# First order differentials

1. Nov 25, 2008

### vikkisut88

1. The problem statement, all variables and given/known data
Solve: (2t+x) dx/dt + t = 0

2. Relevant equations
y' +p(X)y = q(x)
and y(x) = ($$\int$$u(x)q(x) + c)/u(x)
where u(x) = e$$\int$$p(x)dx
Note this u(x) is 2 to the power of the integral of p(x)

3. The attempt at a solution
(2t+x) dx/dt + t = 0 becomes:
dx/dt + t/(2t+x) = 0 by dividing through by (2t+x)
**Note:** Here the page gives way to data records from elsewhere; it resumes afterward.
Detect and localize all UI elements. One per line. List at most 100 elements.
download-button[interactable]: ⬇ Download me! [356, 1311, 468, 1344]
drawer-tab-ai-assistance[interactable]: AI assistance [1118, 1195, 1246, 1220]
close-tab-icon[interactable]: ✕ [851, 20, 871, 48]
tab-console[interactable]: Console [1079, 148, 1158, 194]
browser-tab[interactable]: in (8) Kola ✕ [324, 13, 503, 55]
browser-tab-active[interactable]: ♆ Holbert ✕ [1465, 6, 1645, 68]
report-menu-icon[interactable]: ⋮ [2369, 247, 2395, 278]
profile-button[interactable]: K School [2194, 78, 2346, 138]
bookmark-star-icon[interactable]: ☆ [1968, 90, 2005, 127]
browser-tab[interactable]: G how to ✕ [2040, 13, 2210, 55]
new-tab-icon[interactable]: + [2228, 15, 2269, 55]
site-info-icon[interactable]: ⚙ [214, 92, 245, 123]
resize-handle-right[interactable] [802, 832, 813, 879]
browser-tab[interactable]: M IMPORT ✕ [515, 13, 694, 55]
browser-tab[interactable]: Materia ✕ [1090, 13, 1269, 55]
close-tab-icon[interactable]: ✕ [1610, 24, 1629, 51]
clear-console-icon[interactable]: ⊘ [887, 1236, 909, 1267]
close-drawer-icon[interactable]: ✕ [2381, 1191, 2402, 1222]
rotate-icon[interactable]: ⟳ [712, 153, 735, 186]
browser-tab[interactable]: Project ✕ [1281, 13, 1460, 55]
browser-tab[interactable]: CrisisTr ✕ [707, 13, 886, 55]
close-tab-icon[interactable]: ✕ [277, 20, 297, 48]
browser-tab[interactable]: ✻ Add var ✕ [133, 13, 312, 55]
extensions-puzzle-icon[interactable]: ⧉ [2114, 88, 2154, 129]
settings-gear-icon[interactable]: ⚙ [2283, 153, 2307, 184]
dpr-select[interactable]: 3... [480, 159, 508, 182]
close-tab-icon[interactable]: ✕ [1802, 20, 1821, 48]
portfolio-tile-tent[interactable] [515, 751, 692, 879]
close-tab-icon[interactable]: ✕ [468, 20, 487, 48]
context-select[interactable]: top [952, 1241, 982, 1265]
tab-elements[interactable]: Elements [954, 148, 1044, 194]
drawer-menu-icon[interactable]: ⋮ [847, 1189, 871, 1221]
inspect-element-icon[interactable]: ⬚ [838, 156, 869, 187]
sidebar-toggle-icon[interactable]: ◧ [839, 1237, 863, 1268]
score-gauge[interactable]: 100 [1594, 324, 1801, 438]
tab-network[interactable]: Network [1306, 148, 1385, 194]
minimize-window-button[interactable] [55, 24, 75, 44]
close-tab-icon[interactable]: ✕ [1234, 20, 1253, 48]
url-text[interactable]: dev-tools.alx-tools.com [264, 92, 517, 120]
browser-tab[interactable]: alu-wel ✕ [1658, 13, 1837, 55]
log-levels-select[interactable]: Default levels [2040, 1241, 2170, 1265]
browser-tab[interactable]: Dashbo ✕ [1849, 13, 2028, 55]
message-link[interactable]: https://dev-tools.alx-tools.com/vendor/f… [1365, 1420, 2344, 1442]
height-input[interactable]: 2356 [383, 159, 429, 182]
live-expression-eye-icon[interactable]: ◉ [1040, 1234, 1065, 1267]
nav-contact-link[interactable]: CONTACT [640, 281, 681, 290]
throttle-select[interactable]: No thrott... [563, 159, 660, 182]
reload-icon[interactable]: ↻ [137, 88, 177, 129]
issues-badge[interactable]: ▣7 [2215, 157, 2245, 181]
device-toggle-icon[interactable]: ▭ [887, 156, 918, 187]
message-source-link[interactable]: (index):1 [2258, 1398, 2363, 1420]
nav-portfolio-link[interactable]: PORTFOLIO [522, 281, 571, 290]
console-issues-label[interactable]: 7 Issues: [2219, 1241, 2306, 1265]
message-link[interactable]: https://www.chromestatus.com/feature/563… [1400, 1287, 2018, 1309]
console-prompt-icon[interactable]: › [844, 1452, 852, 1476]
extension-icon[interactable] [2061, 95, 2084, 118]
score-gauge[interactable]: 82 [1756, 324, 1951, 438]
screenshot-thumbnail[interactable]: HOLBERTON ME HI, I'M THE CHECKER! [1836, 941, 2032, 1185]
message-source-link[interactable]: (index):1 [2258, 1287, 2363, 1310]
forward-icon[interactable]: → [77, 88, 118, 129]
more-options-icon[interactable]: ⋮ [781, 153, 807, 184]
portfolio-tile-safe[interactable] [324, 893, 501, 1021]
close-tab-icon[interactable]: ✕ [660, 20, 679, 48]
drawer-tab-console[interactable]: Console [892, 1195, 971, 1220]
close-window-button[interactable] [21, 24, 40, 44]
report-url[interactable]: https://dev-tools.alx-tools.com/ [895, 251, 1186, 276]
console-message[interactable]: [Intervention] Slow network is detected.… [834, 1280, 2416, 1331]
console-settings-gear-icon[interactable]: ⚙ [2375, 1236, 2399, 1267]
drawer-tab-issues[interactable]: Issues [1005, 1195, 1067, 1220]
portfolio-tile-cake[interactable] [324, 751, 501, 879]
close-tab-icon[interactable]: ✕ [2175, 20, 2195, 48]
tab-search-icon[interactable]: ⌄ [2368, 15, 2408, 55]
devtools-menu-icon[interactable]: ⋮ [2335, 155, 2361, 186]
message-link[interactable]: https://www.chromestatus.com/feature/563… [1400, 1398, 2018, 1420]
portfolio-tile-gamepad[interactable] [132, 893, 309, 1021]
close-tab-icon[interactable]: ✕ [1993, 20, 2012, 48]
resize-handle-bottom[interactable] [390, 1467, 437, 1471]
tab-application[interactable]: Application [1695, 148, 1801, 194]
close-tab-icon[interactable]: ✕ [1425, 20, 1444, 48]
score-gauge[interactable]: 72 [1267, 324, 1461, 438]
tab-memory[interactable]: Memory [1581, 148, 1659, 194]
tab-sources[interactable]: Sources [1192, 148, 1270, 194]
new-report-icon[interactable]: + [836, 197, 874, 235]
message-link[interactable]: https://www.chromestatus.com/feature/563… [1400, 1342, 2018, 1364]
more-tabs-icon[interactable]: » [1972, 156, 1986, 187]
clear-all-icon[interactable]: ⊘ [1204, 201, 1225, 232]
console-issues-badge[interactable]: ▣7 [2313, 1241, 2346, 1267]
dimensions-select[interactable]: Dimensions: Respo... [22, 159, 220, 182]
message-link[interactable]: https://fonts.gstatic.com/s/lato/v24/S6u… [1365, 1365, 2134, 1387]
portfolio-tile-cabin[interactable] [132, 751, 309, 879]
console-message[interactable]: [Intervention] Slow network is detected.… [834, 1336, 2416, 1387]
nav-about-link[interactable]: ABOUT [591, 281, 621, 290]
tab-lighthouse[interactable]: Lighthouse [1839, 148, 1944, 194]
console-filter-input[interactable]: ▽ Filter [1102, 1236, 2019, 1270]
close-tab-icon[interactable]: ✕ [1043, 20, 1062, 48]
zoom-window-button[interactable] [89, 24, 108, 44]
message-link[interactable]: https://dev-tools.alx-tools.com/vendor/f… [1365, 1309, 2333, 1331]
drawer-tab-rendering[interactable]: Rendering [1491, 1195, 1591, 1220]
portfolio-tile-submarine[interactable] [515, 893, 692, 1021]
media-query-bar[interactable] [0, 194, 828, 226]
However, now I don't know how to separate t and x in the second term.

2. Nov 25, 2008

### jeffreydk

It looks like it is first-order homogeneous. Make the substitution z=x/t by dividing by t throughout your t/(2t+x), and then x=tz and x'=z+tz' by the product rule. Now it's in a form you want it for the relevant equations you listed. Just make the substitution the other way when you've solved for z.

3. Nov 25, 2008

### HallsofIvy

Staff Emeritus
These apply only to a linear first order d.e. And this d.e. is NOT linear because of the x multiplying dx/dt.

4. Nov 25, 2008

### vikkisut88

Okay so does that mean that what jeffreydk would not work? If so what can i use instead? I have only been taught about linear first order d.e so really don't know what to do!

5. Nov 25, 2008

### jeffreydk

Yea it is non-linear I didn't notice that. What I said wont work.

6. Nov 25, 2008

### HallsofIvy

Staff Emeritus
No, being "homogeneous" has nothing to do with being linear. I would consider it very strange that you have "only been taught about linear first order d.e.". Usually separable d.e. comes before that.

In any case, as jeffreydk said (and I won't allow him to take it back!) making the substitution z= x/t so that tz= x and z+ t dz/dt= dx/dt. Dividing the equation by t gives (2+ x/t)dx/dt+ 1= 0.

(2+ z)(z+ t dz/dt)+ 1= 0 or t(2+z) dz/dt= 1-(2+ z2)= z2- 1 which is a separable equation.